ツヒの号泣
「さあさキタキターー! いでよ三番手のデヨ!とノリノリで乗り出す!
ブナのようにガンガン踏んでくぞ インディアンみたいにつかない嘘
You the Rockみたいな激しさ K DUB SHINEのような厳しさ
両方持って天下取りたい このサイファーのメンツはおめでたい!」
「俺がエヤ、ええやん、なんでもええやん みたいにならない流れのトリを描く
ブナの危なさに続く活躍 超ヤバイ評価出し、そう破壊
して築くスクラップ&ビルド 半分は嘘くらいたっぷり嘘
さあ、ある種の真実を語ろうぜ HEYYO!!ブラザー戦おうぜ」
サイファー用のトラックが止まると、なぜかツヒが号泣している。
「うぐっ、えぐっ、皆さんとサイファーできて感激です。
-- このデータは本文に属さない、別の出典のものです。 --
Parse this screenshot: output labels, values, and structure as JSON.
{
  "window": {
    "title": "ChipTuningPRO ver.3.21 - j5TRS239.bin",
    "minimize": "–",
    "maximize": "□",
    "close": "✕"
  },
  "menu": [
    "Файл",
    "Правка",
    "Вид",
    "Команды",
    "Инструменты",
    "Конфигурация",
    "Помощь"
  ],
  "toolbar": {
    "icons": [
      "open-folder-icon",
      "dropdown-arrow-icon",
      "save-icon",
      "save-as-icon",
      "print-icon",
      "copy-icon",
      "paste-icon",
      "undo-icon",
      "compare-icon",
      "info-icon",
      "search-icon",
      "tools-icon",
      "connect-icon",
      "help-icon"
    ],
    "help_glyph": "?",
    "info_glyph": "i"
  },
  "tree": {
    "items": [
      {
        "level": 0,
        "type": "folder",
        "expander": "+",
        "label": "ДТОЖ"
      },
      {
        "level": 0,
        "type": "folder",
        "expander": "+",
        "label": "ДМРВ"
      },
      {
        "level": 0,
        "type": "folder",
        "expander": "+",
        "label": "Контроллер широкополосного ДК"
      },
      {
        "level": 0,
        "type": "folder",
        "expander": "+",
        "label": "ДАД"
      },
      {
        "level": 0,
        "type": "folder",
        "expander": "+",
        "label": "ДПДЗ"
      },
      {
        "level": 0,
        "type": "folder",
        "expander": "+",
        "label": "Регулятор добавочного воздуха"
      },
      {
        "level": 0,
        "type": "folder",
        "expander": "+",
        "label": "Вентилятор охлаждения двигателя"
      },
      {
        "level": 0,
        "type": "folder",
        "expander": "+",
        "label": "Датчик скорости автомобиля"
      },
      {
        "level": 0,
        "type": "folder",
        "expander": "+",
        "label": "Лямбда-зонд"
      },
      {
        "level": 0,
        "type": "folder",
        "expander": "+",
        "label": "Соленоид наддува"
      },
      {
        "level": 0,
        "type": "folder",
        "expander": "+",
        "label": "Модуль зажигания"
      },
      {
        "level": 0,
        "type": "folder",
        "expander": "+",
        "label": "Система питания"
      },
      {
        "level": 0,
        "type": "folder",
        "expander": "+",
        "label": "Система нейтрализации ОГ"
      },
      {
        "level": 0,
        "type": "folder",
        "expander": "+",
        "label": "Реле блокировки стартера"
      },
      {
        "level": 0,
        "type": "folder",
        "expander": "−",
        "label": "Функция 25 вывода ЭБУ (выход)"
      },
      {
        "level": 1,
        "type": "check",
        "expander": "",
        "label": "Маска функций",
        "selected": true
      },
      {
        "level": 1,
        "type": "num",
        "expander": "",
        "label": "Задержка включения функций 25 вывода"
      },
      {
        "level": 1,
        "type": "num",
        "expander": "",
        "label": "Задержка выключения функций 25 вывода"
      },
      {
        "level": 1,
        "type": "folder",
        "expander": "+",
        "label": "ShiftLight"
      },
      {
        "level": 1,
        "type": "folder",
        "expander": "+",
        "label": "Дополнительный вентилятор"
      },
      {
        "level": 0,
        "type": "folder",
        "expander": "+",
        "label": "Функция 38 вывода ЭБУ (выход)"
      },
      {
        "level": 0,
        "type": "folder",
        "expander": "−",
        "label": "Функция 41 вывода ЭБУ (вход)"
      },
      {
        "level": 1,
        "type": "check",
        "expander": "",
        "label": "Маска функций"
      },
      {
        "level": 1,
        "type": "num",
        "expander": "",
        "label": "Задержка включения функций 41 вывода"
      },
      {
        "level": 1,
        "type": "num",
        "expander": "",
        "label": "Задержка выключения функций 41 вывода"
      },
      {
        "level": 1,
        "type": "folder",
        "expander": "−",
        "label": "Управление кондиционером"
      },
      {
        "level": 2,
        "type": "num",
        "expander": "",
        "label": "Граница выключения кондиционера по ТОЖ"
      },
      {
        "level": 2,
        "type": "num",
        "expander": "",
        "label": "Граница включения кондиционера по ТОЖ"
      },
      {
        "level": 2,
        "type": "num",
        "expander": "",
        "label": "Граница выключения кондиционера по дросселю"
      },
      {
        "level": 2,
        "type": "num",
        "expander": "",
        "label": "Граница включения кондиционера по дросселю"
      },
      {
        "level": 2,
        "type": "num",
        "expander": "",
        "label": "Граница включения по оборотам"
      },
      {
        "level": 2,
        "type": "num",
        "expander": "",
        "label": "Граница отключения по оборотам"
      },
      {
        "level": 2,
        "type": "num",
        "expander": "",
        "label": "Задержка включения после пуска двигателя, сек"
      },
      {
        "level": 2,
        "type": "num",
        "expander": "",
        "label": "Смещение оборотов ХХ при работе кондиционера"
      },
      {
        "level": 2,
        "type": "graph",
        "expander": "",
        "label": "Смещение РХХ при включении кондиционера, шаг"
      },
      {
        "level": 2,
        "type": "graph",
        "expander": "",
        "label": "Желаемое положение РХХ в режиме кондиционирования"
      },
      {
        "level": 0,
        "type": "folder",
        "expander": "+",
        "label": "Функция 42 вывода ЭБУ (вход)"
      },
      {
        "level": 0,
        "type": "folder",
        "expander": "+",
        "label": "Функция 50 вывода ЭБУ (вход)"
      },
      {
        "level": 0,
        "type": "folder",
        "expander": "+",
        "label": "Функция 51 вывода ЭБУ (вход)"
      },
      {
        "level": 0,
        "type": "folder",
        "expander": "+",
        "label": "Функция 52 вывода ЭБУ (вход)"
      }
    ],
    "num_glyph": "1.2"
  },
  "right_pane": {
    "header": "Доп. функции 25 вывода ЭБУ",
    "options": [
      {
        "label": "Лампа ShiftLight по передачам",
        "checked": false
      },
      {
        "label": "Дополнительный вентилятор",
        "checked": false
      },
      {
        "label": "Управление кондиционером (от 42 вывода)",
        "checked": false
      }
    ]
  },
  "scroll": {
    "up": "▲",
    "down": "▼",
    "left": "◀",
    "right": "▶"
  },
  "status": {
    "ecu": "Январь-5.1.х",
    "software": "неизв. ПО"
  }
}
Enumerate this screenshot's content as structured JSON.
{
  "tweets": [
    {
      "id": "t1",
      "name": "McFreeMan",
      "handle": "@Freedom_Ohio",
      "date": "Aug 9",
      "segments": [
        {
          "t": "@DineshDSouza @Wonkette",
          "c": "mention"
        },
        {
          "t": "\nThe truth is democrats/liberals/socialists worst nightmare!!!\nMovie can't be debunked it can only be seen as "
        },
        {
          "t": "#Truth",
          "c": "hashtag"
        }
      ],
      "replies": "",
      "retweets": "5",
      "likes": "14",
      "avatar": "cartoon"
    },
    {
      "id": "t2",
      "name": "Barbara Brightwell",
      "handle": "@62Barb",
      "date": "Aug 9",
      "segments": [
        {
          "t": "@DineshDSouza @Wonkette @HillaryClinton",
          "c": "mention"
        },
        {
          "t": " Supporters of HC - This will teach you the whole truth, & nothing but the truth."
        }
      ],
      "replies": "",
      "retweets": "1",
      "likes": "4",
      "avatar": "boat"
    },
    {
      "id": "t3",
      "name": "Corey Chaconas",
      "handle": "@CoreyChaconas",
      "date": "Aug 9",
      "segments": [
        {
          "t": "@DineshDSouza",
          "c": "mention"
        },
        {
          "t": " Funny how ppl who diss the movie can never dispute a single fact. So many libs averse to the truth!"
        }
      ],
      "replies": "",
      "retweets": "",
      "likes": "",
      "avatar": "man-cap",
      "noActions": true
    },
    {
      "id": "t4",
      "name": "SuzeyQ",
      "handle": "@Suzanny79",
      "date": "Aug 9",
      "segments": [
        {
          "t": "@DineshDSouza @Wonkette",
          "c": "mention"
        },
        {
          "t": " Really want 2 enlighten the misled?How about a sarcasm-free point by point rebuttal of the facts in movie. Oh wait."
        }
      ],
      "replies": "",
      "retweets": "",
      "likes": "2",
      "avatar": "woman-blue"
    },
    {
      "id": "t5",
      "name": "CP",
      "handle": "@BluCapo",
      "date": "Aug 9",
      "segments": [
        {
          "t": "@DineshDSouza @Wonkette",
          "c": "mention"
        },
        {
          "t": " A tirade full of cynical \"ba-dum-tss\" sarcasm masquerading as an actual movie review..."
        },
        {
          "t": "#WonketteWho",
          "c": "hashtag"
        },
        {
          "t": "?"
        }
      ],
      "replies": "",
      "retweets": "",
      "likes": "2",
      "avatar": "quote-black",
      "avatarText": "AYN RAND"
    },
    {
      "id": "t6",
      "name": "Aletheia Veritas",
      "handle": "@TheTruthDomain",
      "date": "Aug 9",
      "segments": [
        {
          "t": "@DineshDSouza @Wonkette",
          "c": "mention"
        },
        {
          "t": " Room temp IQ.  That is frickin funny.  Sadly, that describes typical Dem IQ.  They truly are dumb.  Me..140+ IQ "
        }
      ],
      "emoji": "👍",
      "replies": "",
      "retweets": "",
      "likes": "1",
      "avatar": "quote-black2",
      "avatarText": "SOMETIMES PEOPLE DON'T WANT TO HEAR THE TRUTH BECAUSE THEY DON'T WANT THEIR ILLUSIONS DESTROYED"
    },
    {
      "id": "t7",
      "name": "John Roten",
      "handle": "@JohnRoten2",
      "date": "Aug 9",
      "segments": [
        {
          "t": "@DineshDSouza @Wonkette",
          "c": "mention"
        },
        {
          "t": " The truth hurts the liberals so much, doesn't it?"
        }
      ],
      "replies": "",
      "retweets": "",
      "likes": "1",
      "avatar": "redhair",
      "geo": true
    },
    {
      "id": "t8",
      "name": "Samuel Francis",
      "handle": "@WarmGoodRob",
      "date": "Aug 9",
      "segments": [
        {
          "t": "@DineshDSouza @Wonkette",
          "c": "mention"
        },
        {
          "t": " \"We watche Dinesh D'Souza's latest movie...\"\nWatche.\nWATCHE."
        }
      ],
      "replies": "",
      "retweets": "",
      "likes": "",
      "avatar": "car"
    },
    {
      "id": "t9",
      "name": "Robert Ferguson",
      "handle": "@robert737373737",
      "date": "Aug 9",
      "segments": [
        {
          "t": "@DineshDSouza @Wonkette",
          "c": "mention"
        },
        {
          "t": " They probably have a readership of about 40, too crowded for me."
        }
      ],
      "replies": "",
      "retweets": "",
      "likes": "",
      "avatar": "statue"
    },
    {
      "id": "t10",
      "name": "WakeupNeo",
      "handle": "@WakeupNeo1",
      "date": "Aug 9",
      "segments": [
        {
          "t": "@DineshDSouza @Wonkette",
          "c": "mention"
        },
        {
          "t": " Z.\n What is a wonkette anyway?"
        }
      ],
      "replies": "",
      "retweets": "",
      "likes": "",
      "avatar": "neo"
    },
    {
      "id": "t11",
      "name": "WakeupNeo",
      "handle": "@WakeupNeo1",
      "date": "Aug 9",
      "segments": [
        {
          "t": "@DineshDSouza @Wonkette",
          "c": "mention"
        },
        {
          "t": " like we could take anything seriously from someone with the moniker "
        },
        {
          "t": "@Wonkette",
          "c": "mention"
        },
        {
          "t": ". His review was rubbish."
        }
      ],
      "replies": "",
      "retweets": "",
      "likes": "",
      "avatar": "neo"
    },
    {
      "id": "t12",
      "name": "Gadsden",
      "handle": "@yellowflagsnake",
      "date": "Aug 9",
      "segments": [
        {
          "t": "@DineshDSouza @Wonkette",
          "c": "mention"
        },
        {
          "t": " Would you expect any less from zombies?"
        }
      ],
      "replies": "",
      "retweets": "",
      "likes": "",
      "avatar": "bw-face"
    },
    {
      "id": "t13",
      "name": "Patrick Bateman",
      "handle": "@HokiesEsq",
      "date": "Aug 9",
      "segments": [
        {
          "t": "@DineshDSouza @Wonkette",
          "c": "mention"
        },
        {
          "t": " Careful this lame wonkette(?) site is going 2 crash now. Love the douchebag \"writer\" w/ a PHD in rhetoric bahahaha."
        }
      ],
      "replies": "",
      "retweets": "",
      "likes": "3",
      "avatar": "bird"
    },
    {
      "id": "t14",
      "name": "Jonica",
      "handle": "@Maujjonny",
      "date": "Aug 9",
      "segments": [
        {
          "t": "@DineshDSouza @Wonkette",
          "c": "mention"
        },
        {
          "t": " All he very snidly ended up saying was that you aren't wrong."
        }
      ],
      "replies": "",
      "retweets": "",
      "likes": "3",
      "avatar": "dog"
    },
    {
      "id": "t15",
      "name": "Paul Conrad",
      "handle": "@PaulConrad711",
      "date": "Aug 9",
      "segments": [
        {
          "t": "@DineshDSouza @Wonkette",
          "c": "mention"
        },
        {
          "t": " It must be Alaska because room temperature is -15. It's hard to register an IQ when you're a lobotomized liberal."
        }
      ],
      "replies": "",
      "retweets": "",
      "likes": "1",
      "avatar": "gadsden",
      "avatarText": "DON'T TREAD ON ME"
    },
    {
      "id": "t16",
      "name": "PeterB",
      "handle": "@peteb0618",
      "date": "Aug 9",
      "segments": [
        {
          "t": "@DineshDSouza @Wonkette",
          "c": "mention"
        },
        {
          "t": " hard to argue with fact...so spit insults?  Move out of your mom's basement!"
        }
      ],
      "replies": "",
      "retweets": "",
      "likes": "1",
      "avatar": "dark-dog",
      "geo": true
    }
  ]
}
ブナさん筆頭にかっこよすぎます」
なんで情緒不安定なんだよ。
「いやーでもツヒ君うまくね?多分俺よりうまいよ」
デヨがさらっと褒めた。
「まあさっきのはデヨもよかったよ」
それに対してエヤがフォローしている。
俺の次にエヤがうまくて、まあツヒもよかったな。
押韻がすべてじゃないからデヨが下手ということもないと思うが。
「じゃあ今夜はクラブに集合だな」
「一生ついていきます、ブナさん!」
「いやごめんこれははっきり言っておくけれどツヒくんそのキャラでいいの?」
なるべく定めてくれ。
「今夜もやってきた先攻、ツヒ! 感激の涙の洪水
から復帰して今度こそ倒すブナ この引き金を引いて撃つさ
最初から最後まで隙がない この色男には罪はない
Zeebraばりの一点突破、ヒップホッパーは やっぱり掴む勝利のサーガ」
「初体験の高校生の高揚くらいヤバイ始まる後攻 まあ情緒が安定したならどうぞ
挑戦する権利くらいは与えてやるよ その銃弾を構えて待つと
お前の攻撃は大振り隙だらけ 色男かよくわからんがとっくに詰みだがね
名古屋弁出るくらいの余裕で ツヒみたいな弱小ラッパーつまり多くね」
「ぐぬぬ」
「おっ、また今日も勝ちだな」
ツヒが転校してきてから気づくと一か月経っていた。
謎にラップバトルを繰り返してきた僕らは、みんな少しずつ上達していた。